- Born: Nottingham, England
- Education: University of Plymouth
- Occupations: Sex worker, dominatrix, sexual trainer, political candidate, radio presenter
- Years active: 2013–present
- Known for: Sex work advocacy, political campaigning for sexual freedom
- Notable work: Rose Talks Sex (radio show)
- Television: Love for Sale, The Daily Politics, Things Sex Workers are Tired of Hearing
- Political party: Independent, Sexual Freedom Party
- Movement: Sexual freedom
- Children: Two
- Awards: Sex Worker of the Year (2013)

= Charlotte Rose =

English sex worker, dominatrix, sexual trainer and political candidate

Charlotte Rose is an English sex worker, dominatrix, sexual trainer and political candidate from Nottingham, who lives in London. In 2013 she won the award of "Sex Worker of the Year" at the Sexual Freedom Awards where she is now a resident judge. In 2014 she took up politics, campaigning for sexual freedom as an independent candidate in the Clacton and Rochester and Strood by-elections.

==Career==
Rose began her career in the sex industry at the age of 17 where she took part in a dominatrix-themed photoshoot. Rose married and became the mother of two children, an elder son and younger daughter. She became a teacher, but after separating from her partner she moved to Exeter, Devon in 2003. She gained a degree in hospitality from the University of Plymouth, and after working in the hospitality sector, taught the subject to further education students at Exeter College. She subsequently decided to become an escort. She became a vocal supporter of the sex industry. Rose also said that she wants to become Britain's number one sex guru.

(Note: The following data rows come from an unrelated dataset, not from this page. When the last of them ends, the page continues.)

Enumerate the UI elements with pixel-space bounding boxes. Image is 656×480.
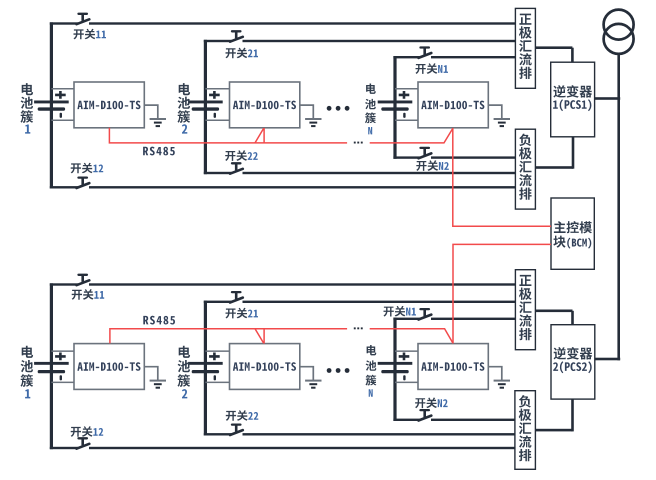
battery clusterN top 电池簇N [378,91,413,118]
wire battery1 to module bottom [51,350,74,383]
bus bar 负极汇流排 bottom [515,391,536,470]
battery cluster2 top 电池簇2 [188,91,223,118]
switch 开关22 bottom [230,424,243,435]
wire battery1 to module top [51,88,74,121]
switch 开关22 top [230,163,243,174]
label 电池簇1 top [21,83,34,134]
module UN top AIM-D100-TS [418,82,488,128]
label 开关N1 top [416,63,449,74]
label RS485 bottom [143,316,175,325]
wire clusterN top battery rail [393,56,396,159]
label 电池簇N bottom [366,345,377,397]
wire cluster1 top negative line segments [50,186,516,188]
wire RS485 bottom to UN [370,329,453,344]
inverter 逆变器1 PCS1 [551,62,595,137]
module U2 bottom AIM-D100-TS [230,344,300,390]
wire RS485 BCM to UN-bottom [453,244,551,343]
module UN bottom AIM-D100-TS [418,344,488,390]
node ellipsis battery row bottom [327,368,350,373]
ground clusterN bottom [488,367,510,389]
wire cluster2 top negative line segments [204,172,516,174]
wire 负极A to PCS1 [535,137,574,169]
wire clusterN bottom negative line segments [393,419,516,421]
wire batteryN to module bottom [395,350,418,383]
wire cluster2 bottom battery rail [204,301,207,436]
module U2 top AIM-D100-TS [230,82,300,128]
label 开关11 bottom [72,289,105,300]
wire RS485 UN-top to BCM [453,128,551,226]
label 电池簇1 bottom [21,346,34,399]
label 电池簇2 top [178,83,191,134]
transformer grid connection [604,10,634,54]
battery cluster1 bottom 电池簇1 [34,353,69,381]
wire cluster1 bottom battery rail [50,283,53,449]
inverter 逆变器2 PCS2 [551,325,595,399]
label 开关N1 bottom [384,306,417,317]
label RS485 top [143,147,175,156]
switch 开关12 bottom [77,438,90,449]
switch 开关12 top [77,177,90,188]
module U1 top AIM-D100-TS [74,82,144,128]
node ellipsis battery row top [327,106,350,111]
ground clusterN top [488,105,510,127]
switch 开关N1 top [419,47,432,58]
ground cluster2 top [300,105,322,127]
wire clusterN bottom battery rail [393,318,396,421]
wire cluster1 bottom negative line segments [50,447,516,449]
label 开关12 bottom [71,426,104,437]
wire cluster2 top battery rail [204,40,207,174]
label 开关21 top [226,48,259,59]
wire 负极B to PCS2 [535,399,574,431]
controller 主控模块 BCM [551,198,594,269]
wire battery2 to module top [205,88,229,121]
wire cluster1 bottom positive line segments [50,283,516,285]
wire RS485 top to UN [370,128,453,143]
ground cluster2 bottom [300,367,322,389]
switch 开关N2 bottom [419,410,432,421]
label 电池簇N top [365,84,376,135]
wire RS485 U1-top drop [109,128,347,143]
bus bar 正极汇流排 bottom [515,270,535,350]
wire cluster2 bottom positive line segments [204,301,516,303]
battery clusterN bottom 电池簇N [378,353,413,381]
switch 开关11 top [77,14,90,25]
switch 开关N1 bottom [419,309,432,320]
wire RS485 U2-top branch [255,128,264,143]
wire RS485 U2-bottom branch [255,329,264,344]
switch 开关21 top [230,31,243,42]
switch 开关N2 top [419,148,432,159]
wire cluster1 top positive line segments [50,22,516,24]
wire cluster2 top positive line segments [204,40,516,42]
wire 正极A to PCS1 [535,46,573,62]
wire 正极B to PCS2 [535,310,574,325]
wire PCS2 output to transformer [595,358,620,361]
bus bar 正极汇流排 top [515,8,535,88]
label 开关N2 bottom [415,398,448,409]
wire cluster1 top battery rail [50,22,53,188]
label 开关22 top [225,150,258,161]
ground cluster1 bottom [144,367,166,389]
label 开关11 top [74,29,107,40]
wire battery2 to module bottom [205,350,229,383]
wire PCS1 output to transformer [595,97,621,100]
bus bar 负极汇流排 top [515,129,535,209]
label 开关N2 top [416,160,449,171]
wire clusterN top positive line segments [393,56,516,58]
label 电池簇2 bottom [178,346,191,399]
switch 开关21 bottom [230,292,243,303]
battery cluster2 bottom 电池簇2 [188,353,223,381]
node RS485 ellipsis top [354,142,363,144]
wire transformer vertical feeder [617,53,620,360]
wire clusterN top negative line segments [393,156,516,158]
switch 开关11 bottom [77,275,90,286]
wire cluster2 bottom negative line segments [204,433,516,435]
label 开关22 bottom [226,410,258,421]
label 开关21 bottom [226,308,259,319]
wire RS485 U1-bottom drop [110,329,347,344]
ground cluster1 top [144,105,166,127]
battery cluster1 top 电池簇1 [34,91,69,118]
wire batteryN to module top [395,88,418,121]
label 开关12 top [71,163,104,174]
module U1 bottom AIM-D100-TS [74,344,144,390]
wire clusterN bottom positive line segments [393,318,516,320]
node RS485 ellipsis bottom [354,327,363,329]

In 2013 she won the "British Erotic Award for Sex Worker of the Year". In 2014 she appeared in the Channel 4 documentary Love for Sale, a series presented by Rupert Everett. Following this appearance Rose claimed she was the victim of a hate campaign, which resulted in her landlord evicting her and having to move to London. Rose claimed: "What other reason would it be apart from my profession? I don't do any harm, I don't make noise and I am just normal." In 2015 she appeared on an edition of BBC Two's The Daily Politics in which she argued for the decriminalisation of brothels in the United Kingdom. In 2017 she took part in Things Sex Workers are Tired of Hearing, a sketch for the online BBC channel BBC Three.

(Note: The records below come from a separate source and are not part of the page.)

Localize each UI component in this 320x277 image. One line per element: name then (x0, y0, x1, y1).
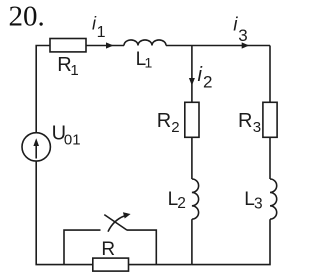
svg-text:1: 1 (97, 24, 106, 41)
label R2 (157, 110, 180, 136)
wire: left branch, source to bottom-left corner (36, 161, 93, 265)
inductor L1 (124, 40, 166, 46)
wire: R1 to L1 (86, 45, 124, 47)
svg-text:1: 1 (70, 62, 78, 79)
current arrow i2 (189, 78, 195, 86)
current arrow i3 (242, 42, 250, 48)
wire: bypass left stub (64, 230, 101, 265)
resistor R3 (263, 102, 277, 137)
wire: L1 to top-right corner (166, 45, 270, 47)
label L2 (168, 189, 186, 212)
wire: R to bottom-right segment (129, 264, 192, 266)
current arrow i1 (106, 42, 114, 48)
label R3 (238, 110, 261, 136)
wire: bypass right stub (127, 230, 157, 265)
svg-text:20.: 20. (9, 0, 45, 32)
svg-text:2: 2 (171, 119, 179, 136)
svg-text:R: R (101, 239, 115, 260)
svg-text:R: R (238, 110, 252, 132)
svg-text:01: 01 (64, 132, 81, 149)
resistor R1 (50, 39, 86, 52)
wire: middle branch, junction to R2 (191, 46, 193, 103)
svg-text:3: 3 (238, 26, 247, 45)
inductor L2 (192, 179, 199, 219)
label R1 (57, 54, 79, 79)
wire: top-left corner to R1 (36, 46, 50, 133)
label U01 (52, 123, 81, 149)
svg-text:1: 1 (145, 55, 153, 71)
label i3 (233, 15, 248, 45)
resistor R (bottom, shunted by switch) (93, 258, 129, 271)
label L1 (136, 49, 153, 71)
resistor R2 (185, 102, 199, 137)
switch blade (104, 215, 127, 231)
svg-text:2: 2 (203, 73, 212, 92)
inductor L3 (270, 179, 277, 219)
svg-text:3: 3 (253, 119, 261, 136)
wire: L3 to bottom-right corner (192, 219, 270, 264)
svg-text:i: i (198, 64, 203, 86)
label i2 (198, 64, 213, 92)
svg-text:3: 3 (254, 196, 263, 213)
svg-text:2: 2 (177, 195, 186, 212)
wire: R2 to L2 (191, 137, 193, 179)
label L3 (244, 189, 262, 213)
wire: L2 to bottom wire (191, 219, 193, 264)
label i1 (92, 13, 106, 41)
switch motion arrow (108, 212, 131, 231)
wire: R3 to L3 (269, 137, 271, 179)
voltage source U01 (22, 133, 50, 161)
wire: right branch, corner to R3 (269, 46, 271, 103)
svg-text:R: R (157, 110, 171, 132)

In 2015 Rose performed in a run of The Sex Workers' Opera at London's Pleasance Theatre. The show, which included elements of opera, hip hop and poetry to tell women's stories, went on its first UK tour in 2017. Rose is also the presenter of Rose Talks Sex, a long-running radio talk show discussing sex and sexual matters.

Rose stopped doing escort work following the death of her partner in a motorcycle accident in 2019. She then bought a motoring home and set herself a challenge to break a Guinness World Record by visiting 150 pubs across England, Scotland and Wales in 12 months. Shortly after she began her journey, her plans were curtailed by the COVID-19 pandemic, although she was able to continue on a smaller scale, visiting and reviewing pubs for her blog. She continues to present her radio show.

==Politics==
In 2014 Rose began to stand in political elections, campaigning for sexual freedom. She has stood as an independent candidate, but the Sexual Freedom Coalition lists her as standing for the "Sexual Freedom Party".

Rose first stood in the Clacton by-election on 9 October 2014. Out of eight candidates she finished last, taking 56 votes (0.16% of the vote). Rose then stood in the Rochester and Strood by-election. Out of thirteen candidates Rose finished eleventh, taking 43 votes (0.11%).

On 12 December 2014, Rose organised a protest against the Audiovisual Media Services Regulations 2014 amendment to the Communications Act 2003. One of the practices banned was facesitting, so part of the protest was a mass facesitting with people singing "Sit on My Face" by Monty Python. On 1 March 2015 she organised a public spanking event at Manchester's Sackville Gardens, also as a protest against the legislation.

In 2016 Rose gave evidence to the Home Affairs Select Committee, which was looking at the way sex work is treated by legislation. The Committee backed calls to change the rules regarding brothel-keeping and completely decriminalise sex work, though no legislation has been brought before Parliament to act on their recommendations.